The thought of exercising whilst you’re sick may be the furthest thing from your mind, but could it help?
The Training Room’s Lucy Birch discusses training whilst you’re unwell.
However much we do our best to avoid it, succumbing to illness is a scenario which every fitness professional faces at some point during their career.
With the combination of a desire to carry on regardless and ‘work through it’, as well as a yearning to take a break and focus on recovery, the ‘Should I or Shouldn’t I?’ conundrum always poses a tricky dilemma.
There’s plenty of considerations to think about when you’re faced with this decision. Most important is your recovery, and the possibility of delaying this through continuing to exercise when the sensible option is to rest.

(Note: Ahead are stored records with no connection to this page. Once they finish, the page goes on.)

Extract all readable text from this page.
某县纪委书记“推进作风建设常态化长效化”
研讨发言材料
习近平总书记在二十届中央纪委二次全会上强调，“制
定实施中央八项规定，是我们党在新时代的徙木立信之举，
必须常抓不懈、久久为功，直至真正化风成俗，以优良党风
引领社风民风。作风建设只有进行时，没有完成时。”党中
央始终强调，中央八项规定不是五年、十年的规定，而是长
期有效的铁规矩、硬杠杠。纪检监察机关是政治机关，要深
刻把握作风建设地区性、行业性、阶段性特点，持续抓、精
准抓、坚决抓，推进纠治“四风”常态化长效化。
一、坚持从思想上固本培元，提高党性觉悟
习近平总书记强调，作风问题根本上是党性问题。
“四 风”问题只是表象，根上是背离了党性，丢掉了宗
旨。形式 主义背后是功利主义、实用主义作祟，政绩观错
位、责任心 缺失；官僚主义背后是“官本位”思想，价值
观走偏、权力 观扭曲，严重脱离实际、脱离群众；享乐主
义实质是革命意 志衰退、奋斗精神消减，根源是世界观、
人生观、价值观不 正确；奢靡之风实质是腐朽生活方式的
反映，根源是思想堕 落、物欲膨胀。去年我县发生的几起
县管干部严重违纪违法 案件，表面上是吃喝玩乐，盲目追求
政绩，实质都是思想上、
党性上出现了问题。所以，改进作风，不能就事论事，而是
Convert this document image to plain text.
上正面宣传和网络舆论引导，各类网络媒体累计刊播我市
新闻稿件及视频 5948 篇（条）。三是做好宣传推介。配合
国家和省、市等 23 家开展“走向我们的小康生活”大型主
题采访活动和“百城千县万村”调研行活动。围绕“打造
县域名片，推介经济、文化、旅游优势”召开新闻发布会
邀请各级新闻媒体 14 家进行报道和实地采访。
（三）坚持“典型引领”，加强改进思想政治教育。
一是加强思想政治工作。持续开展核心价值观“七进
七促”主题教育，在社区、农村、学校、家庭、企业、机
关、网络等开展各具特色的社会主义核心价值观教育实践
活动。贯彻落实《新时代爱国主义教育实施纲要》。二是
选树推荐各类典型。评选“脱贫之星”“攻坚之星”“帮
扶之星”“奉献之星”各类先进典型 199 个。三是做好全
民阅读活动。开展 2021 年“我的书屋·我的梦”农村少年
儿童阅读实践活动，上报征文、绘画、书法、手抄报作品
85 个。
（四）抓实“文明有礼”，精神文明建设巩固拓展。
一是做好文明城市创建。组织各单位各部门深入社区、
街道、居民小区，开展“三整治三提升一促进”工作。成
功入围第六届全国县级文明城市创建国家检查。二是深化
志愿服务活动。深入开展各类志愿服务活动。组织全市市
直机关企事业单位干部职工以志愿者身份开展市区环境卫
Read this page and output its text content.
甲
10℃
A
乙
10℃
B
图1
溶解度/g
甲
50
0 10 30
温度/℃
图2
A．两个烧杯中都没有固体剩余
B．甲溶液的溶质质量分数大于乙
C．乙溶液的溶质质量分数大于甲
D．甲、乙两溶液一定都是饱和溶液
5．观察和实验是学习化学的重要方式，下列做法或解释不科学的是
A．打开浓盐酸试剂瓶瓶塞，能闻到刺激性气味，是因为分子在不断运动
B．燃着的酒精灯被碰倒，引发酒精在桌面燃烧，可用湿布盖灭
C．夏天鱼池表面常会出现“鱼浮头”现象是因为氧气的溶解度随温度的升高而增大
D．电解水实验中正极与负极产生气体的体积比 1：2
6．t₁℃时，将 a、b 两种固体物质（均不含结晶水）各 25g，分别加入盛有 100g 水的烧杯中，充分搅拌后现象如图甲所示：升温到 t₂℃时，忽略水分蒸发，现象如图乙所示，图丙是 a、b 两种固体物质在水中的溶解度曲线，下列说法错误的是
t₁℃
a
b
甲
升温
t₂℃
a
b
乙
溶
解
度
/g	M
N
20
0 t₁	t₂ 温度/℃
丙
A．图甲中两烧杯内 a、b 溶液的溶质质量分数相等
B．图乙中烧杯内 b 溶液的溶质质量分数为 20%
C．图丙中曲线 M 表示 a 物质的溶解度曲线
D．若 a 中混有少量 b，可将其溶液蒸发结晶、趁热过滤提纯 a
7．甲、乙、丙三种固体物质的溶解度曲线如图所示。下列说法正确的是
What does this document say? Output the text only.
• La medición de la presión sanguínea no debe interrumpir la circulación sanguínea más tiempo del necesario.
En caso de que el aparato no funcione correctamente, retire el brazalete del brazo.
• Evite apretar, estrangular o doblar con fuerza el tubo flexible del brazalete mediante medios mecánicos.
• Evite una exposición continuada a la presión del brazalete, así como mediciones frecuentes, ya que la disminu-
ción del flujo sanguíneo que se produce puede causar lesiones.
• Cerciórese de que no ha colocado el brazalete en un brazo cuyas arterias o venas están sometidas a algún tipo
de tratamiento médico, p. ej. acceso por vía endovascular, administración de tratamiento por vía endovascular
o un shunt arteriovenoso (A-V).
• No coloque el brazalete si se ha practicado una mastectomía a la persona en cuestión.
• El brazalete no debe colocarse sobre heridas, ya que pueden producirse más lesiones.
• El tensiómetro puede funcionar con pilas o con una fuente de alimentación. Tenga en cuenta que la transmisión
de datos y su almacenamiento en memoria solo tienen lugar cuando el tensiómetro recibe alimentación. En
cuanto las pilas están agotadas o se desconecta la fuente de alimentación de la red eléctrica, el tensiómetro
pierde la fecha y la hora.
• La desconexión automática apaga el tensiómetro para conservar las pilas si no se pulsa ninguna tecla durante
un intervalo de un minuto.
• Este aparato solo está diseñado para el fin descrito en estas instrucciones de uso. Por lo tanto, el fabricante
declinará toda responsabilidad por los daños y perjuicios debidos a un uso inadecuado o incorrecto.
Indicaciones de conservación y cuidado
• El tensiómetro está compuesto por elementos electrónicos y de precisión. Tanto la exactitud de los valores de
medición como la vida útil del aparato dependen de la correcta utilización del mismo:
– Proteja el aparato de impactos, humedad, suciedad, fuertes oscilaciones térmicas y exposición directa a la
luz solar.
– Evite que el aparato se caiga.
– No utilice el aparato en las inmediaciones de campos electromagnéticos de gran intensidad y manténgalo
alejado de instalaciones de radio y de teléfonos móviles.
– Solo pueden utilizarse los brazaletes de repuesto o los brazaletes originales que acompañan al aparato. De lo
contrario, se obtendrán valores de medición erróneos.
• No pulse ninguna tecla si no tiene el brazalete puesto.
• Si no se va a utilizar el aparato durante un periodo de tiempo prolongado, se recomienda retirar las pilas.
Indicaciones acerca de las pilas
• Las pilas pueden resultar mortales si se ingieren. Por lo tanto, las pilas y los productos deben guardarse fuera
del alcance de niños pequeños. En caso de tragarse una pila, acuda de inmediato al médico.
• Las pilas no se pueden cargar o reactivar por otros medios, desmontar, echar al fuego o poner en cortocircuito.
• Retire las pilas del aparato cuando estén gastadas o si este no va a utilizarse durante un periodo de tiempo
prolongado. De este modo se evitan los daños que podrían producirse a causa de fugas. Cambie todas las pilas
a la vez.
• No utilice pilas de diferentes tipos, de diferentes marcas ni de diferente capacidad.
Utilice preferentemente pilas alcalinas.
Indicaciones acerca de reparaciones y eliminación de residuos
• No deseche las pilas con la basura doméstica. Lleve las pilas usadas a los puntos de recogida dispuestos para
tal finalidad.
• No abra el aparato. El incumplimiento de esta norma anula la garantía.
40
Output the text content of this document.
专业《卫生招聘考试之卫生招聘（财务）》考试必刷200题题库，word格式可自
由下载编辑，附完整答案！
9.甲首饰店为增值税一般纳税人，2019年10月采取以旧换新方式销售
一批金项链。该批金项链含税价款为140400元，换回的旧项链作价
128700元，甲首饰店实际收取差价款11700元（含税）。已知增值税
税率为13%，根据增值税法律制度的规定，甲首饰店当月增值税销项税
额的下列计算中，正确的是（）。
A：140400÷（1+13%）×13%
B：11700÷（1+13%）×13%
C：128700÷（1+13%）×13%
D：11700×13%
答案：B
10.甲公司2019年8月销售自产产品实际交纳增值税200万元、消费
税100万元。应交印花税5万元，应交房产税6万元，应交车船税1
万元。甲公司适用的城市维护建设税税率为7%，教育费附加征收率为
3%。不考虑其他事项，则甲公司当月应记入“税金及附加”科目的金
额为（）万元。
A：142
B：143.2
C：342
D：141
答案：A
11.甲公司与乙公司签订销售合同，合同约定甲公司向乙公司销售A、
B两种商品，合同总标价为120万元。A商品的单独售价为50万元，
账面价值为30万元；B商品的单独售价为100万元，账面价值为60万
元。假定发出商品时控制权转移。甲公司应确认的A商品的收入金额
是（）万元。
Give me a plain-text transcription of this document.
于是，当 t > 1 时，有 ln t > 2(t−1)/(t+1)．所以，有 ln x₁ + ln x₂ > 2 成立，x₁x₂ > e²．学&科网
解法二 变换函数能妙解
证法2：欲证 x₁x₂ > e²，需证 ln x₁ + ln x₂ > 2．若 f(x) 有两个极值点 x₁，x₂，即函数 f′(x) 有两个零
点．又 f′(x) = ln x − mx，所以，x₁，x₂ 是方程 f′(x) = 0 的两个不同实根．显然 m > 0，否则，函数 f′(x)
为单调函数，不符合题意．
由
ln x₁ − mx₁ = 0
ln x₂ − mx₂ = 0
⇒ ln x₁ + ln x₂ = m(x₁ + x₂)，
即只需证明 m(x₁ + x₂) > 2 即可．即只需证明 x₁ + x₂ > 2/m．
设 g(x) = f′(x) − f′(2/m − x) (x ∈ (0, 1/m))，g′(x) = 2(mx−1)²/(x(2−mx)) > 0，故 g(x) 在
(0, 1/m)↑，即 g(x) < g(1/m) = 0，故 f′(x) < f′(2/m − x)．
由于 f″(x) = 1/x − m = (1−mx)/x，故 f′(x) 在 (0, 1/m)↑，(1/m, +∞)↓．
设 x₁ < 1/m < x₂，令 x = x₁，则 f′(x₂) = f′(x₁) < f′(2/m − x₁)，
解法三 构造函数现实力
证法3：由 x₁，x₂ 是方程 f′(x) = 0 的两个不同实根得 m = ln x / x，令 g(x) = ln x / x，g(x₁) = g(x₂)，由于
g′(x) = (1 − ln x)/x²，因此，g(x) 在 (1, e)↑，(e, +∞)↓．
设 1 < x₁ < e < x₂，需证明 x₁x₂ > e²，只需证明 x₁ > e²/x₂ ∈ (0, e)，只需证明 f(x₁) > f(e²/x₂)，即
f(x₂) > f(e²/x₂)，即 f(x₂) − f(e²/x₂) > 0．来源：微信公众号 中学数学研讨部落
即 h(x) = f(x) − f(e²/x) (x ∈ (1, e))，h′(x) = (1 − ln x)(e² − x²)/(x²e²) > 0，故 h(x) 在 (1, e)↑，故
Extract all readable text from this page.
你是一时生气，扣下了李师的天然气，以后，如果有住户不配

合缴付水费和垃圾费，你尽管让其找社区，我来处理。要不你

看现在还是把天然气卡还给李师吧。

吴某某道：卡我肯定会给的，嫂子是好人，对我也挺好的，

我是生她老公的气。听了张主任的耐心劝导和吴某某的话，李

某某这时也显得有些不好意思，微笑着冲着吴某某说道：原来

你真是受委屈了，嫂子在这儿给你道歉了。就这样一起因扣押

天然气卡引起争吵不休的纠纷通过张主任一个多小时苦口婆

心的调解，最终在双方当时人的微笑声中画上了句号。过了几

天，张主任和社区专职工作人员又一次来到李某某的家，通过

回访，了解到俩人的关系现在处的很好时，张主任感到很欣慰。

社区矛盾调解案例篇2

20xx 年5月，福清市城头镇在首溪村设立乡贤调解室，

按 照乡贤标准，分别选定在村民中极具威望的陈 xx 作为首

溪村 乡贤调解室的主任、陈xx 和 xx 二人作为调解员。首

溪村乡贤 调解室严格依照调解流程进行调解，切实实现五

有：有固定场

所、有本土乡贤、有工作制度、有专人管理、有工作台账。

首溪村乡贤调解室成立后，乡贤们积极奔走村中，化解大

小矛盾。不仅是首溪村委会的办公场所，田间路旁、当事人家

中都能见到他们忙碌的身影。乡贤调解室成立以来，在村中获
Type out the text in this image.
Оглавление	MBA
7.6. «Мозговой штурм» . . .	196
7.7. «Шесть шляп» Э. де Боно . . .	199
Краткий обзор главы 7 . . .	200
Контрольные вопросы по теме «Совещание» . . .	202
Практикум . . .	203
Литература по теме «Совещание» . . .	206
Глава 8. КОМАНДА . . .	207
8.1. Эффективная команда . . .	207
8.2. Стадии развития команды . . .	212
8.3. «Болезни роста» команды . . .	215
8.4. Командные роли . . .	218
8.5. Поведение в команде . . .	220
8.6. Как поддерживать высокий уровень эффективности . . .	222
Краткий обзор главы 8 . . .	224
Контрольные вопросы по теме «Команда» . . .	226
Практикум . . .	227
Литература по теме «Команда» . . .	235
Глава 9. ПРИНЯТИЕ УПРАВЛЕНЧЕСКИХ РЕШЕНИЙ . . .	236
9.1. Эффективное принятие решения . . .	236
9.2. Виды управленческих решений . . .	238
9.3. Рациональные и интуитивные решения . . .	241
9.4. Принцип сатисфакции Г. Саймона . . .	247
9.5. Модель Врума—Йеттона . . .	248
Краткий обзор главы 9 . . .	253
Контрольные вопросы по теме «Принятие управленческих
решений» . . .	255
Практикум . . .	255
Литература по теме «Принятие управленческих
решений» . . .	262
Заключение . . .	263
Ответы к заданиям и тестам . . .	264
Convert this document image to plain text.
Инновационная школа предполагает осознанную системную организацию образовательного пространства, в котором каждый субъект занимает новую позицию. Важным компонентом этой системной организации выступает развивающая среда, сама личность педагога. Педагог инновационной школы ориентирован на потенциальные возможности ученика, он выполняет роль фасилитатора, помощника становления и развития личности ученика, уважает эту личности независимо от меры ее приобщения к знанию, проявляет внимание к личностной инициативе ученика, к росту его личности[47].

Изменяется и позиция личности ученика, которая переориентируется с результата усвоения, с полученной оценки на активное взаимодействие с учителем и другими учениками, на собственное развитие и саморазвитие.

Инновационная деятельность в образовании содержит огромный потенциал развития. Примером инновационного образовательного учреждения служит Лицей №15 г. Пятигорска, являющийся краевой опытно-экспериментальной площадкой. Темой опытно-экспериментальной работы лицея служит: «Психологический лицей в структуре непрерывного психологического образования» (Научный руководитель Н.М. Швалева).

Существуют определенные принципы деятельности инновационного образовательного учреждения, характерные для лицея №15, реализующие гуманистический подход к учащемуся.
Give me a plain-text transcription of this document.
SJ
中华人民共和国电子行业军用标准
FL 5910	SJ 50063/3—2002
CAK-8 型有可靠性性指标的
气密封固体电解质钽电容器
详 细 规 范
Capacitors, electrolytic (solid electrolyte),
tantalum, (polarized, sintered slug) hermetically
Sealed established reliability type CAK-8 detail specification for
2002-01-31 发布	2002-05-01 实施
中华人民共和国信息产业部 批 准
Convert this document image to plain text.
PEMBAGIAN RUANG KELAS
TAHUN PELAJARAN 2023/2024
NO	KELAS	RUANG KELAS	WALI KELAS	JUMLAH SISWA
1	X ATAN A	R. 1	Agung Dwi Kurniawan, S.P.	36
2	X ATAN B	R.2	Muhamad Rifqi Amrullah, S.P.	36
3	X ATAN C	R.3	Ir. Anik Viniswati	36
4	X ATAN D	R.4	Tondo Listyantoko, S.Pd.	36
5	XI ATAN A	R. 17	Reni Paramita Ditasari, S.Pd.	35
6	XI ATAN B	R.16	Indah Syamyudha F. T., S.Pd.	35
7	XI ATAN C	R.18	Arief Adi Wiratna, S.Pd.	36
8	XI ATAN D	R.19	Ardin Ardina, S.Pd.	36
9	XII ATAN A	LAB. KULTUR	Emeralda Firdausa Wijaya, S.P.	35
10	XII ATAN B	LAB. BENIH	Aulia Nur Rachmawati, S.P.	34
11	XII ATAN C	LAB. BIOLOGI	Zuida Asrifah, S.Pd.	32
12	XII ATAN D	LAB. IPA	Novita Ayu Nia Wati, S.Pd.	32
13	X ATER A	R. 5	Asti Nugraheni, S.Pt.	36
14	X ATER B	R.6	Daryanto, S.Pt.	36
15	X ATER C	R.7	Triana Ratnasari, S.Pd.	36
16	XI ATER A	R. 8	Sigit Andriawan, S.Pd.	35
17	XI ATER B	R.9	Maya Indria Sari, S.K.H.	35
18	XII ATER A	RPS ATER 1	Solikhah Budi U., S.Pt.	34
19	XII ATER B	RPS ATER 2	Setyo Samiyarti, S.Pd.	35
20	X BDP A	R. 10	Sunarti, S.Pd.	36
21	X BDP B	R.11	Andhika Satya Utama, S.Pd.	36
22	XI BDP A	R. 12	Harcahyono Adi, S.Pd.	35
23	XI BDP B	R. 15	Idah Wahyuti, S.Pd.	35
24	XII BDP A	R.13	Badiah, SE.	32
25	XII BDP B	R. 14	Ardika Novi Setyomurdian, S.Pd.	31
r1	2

Generally speaking, the best principle is to use your head – but perhaps not in the manner you may think.
Largely, illness which is confined to just the head – for instance, a head cold – is something that can be pushed through and worked around, helping you to maintain your regime without needing to take time away from the gym.
If you’re feeling poorly from the neck down – for example, if you have a stomach ache, chestiness or congestion, muscular pains, or an achy flu – it’s best to take some time off.
In the event that you do decide to carry on with a head cold, take some time to consider your capabilities, and don’t be afraid to reduce the length and intensity of your workout. As a general rule of thumb, if you choose to continue to train whilst unwell, you should only work to 50% intensity for three days, before increasing to 75% and gradually reaching your usual standard by the time you are a week in to your illness.
However, one important factor to consider in this instance is the potential to infect others around you – if carrying a contagious illness, it’s probably best to work out at home rather than at the gym.
Exercise causes stress on the body, and the effect of this worsens if you’re not at your peak condition. Trying to press ahead and carry on regardless can be a strain on your immune system, and could do more harm than good.
Of course, prevention is the best cure, and it’s worth building the barriers that defend your immune system on an ongoing basis.
For the most part, this simply involves using your common sense, and doing things such as increasing your intake of green, leafy vegetables, as well as fresh fruit, helping to build your Vitamin C levels, and increasing your natural defences.
However, my personal top tip is to use cold pressed coconut oil, which is an incredibly versatile product, providing a whole host of health benefits. Whether eaten cold, or used in other foods, such as in porridge or as a cooking ingredient, it is an antimicrobial product, helping to deal with bacteria and viral illnesses like the common cold due to its high lauric acid content, and other healthy attributes.
As well as helping to prevent illness, pressed coconut oil is also a healthy form of saturated fat, helping to further promote all-round wellbeing.
The most important gauge in deciding whether or not to maintain your workouts through illness is to listen to your own body. If you’re feeling low on energy, don’t force yourself to train. If you don’t feel like you’re capable of getting through your workout, the chances are that you’re probably not.
As with most things, it’s all about balance. Instead of choosing recovery ahead of performance, or vice-versa, consider both arguments, scale back your workouts to suit your energy levels, and take in the right mix of nutrients to ensure a quick return to health.